The principle of employee preference should be the starting point for considerations regarding termination of employment. The protective function of labor law is manifested, inter alia, in the use of the structure of termination of an employment contract with notice. Art. 32 of the Labor Code states: “§1. Either party may terminate the employment contract with notice. §2. The employment contract is terminated upon the lapse of the notice period. ” Nevertheless, Art. 52 provides for the possibility of termination of employment by the employer without notice and due to the employee’s fault, i.e. disciplinary dismissal. It is worth emphasizing, however, that this procedure „as an extraordinary way of terminating the employment relationship, should be used by the employer exceptionally and with caution.” (M. Gersdorf [in:] M. Raczkowski, K. Rączka, M. Gersdorf, Labor Code. Commentary, 3rd edition, Warsaw 2014, art. 52).
Immediate termination of an employment contract is allowed only in the event of serious violations of employee duties by an employee, committing a crime that prevents him from continuing to employ him in the position held, or in the event of loss of rights necessary to perform work in the position at the fault of the employee. According to the Supreme Court’s judgment, reference number I PSKP 52/21, the concept of “serious violations of basic employee duties” includes three elements: unlawfulness, guilt and violation or threat to the employer’s interests. (The judgment of the Supreme Court of 8 February 2022, I PSKP 52/21, LEX No. 3343351). On the other hand, there is no closed catalog of employee behavior that could be unequivocally classified as the said infringement. In this situation, it must be a casum ad casum assessment, taking into account all the facts, and „especially the state of consciousness and will of the employee” (Decision of the Supreme Court of 24/01/2019, I PK 8/18, LEX No. 2610261.). It is undoubted that Art. 100 of the Labor Code constitutes the absolute minimum of employee duties to be observed by an employee, taking into account the requirement of loyalty. The issue of absenteeism as a reason for dismissal is often manifested in the jurisprudence. However, it cannot be accepted that any absence could be considered a breach of basic employee obligations. According to settled case law, it is recognized that such absence must be qualified.
Termination of the employment relationship, without notice, by the employer due to the employee’s absence is considered justified, inter alia, in cases where an employee voluntarily leaves the place of work, before the end of working hours, without a justified reason and without obtaining the consent of the superior (Judgment of the Supreme Court of 18/12/2019, I PK 210/18, OSNP 2020, No. 12, item 133.) . If an employee can be attributed with intent or gross negligence, absenteeism caused by leaving the workplace without excuse may be treated as a serious breach.
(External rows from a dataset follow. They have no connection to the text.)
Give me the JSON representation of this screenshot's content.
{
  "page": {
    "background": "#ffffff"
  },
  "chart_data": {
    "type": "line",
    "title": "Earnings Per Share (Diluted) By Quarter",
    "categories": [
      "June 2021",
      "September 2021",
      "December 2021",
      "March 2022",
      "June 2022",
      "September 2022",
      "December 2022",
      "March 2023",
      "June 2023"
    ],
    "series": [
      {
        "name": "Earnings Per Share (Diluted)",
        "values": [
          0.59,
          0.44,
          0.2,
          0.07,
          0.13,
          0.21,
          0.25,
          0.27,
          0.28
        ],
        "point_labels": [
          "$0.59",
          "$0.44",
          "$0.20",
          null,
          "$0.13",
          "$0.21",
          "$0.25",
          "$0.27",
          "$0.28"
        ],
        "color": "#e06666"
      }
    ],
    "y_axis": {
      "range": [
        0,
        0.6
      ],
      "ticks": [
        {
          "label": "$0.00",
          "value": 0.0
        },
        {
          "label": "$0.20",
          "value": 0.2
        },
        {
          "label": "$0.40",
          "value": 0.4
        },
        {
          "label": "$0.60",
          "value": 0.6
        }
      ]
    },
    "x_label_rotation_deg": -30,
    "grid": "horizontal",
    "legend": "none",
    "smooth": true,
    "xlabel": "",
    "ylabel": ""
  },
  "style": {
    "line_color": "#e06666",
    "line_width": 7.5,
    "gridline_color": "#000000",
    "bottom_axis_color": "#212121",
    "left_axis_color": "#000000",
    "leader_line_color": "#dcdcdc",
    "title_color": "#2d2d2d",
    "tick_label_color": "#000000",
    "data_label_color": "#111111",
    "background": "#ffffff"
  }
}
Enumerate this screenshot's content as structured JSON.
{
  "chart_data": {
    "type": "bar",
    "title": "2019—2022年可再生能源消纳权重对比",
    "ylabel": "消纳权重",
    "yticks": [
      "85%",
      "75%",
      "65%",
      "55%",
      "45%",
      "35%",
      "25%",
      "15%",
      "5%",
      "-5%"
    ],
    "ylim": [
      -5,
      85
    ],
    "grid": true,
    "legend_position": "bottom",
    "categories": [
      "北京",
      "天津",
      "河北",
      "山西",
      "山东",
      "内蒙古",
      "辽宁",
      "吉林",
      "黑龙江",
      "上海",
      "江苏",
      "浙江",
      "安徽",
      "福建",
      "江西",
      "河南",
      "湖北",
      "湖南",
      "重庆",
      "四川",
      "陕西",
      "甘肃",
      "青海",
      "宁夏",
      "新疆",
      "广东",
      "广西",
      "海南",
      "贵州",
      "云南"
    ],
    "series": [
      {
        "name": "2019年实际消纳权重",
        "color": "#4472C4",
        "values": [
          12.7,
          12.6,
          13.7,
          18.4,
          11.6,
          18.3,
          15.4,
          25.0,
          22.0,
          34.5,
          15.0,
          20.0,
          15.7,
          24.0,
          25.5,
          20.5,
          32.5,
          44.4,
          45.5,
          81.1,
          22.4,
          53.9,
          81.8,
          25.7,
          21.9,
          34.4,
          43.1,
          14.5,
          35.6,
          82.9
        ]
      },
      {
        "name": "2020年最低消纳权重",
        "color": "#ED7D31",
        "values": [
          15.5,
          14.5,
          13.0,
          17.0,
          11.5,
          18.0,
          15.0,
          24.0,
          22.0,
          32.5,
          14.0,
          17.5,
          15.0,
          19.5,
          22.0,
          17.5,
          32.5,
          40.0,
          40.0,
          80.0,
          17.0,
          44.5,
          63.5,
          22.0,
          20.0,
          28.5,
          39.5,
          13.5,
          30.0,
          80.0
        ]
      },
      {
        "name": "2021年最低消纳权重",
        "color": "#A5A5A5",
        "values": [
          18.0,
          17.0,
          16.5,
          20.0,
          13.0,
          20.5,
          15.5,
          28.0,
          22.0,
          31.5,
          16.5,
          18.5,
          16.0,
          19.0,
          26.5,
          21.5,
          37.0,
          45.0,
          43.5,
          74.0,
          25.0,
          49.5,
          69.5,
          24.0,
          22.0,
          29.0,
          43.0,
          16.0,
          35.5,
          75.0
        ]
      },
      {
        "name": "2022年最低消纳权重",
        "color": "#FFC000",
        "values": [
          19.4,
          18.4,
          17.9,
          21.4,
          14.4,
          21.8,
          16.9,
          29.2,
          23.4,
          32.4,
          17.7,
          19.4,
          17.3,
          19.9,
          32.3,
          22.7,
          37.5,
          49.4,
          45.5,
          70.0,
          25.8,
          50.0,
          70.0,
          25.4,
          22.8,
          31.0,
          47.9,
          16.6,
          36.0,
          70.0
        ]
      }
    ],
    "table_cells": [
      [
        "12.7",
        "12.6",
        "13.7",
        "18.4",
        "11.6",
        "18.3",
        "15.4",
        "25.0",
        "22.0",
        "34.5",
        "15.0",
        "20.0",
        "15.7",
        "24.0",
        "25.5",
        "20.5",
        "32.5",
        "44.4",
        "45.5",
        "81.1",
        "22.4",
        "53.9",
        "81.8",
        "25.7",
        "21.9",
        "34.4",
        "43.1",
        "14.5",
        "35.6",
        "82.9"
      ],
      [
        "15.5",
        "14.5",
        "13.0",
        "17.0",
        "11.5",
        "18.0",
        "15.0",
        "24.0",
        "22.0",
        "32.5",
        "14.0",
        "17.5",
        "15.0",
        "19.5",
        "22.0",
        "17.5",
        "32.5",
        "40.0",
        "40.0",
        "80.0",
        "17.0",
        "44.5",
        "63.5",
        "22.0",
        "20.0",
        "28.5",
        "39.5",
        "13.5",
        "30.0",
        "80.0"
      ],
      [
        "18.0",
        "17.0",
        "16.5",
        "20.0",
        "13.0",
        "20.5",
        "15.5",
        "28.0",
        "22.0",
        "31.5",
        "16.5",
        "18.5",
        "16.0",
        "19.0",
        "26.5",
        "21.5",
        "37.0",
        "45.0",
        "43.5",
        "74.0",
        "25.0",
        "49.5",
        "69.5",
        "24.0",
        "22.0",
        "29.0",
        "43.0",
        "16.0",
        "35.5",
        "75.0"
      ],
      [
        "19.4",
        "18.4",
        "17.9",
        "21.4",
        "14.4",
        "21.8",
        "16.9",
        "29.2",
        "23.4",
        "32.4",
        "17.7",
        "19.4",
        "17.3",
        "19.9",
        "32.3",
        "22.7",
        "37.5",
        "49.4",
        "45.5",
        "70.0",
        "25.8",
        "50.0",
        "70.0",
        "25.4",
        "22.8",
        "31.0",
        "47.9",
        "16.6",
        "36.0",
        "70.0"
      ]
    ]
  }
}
Thus, the employee does not comply with the working time, regulations and order established in the workplace (Article 100 of the Labor Code). It is worth bearing in mind, however, that not every absence, which is not formally justified, constitutes a serious breach of basic employee duties (Decision of the Supreme Court of 04/06/2019, II PK 141/18, LEX No. 2690385). If, on the other hand, the employee’s behavior so far indicates serious shortcomings in the scope of justifying the absence, it is undoubtedly possible to charge the employee with the violation of basic duties. Finally, it is also worth noting the issue of the employee’s absence due to being on sick leave. This type of absence, justified due to the employee’s health condition, if it is contrary to its purpose – and this means in the first place taking actions aimed at prolonging the absence or performing other work, is against the employer’s welfare and in most cases will be considered a serious infringement basic employee duties that constitute grounds for disciplinary dismissal.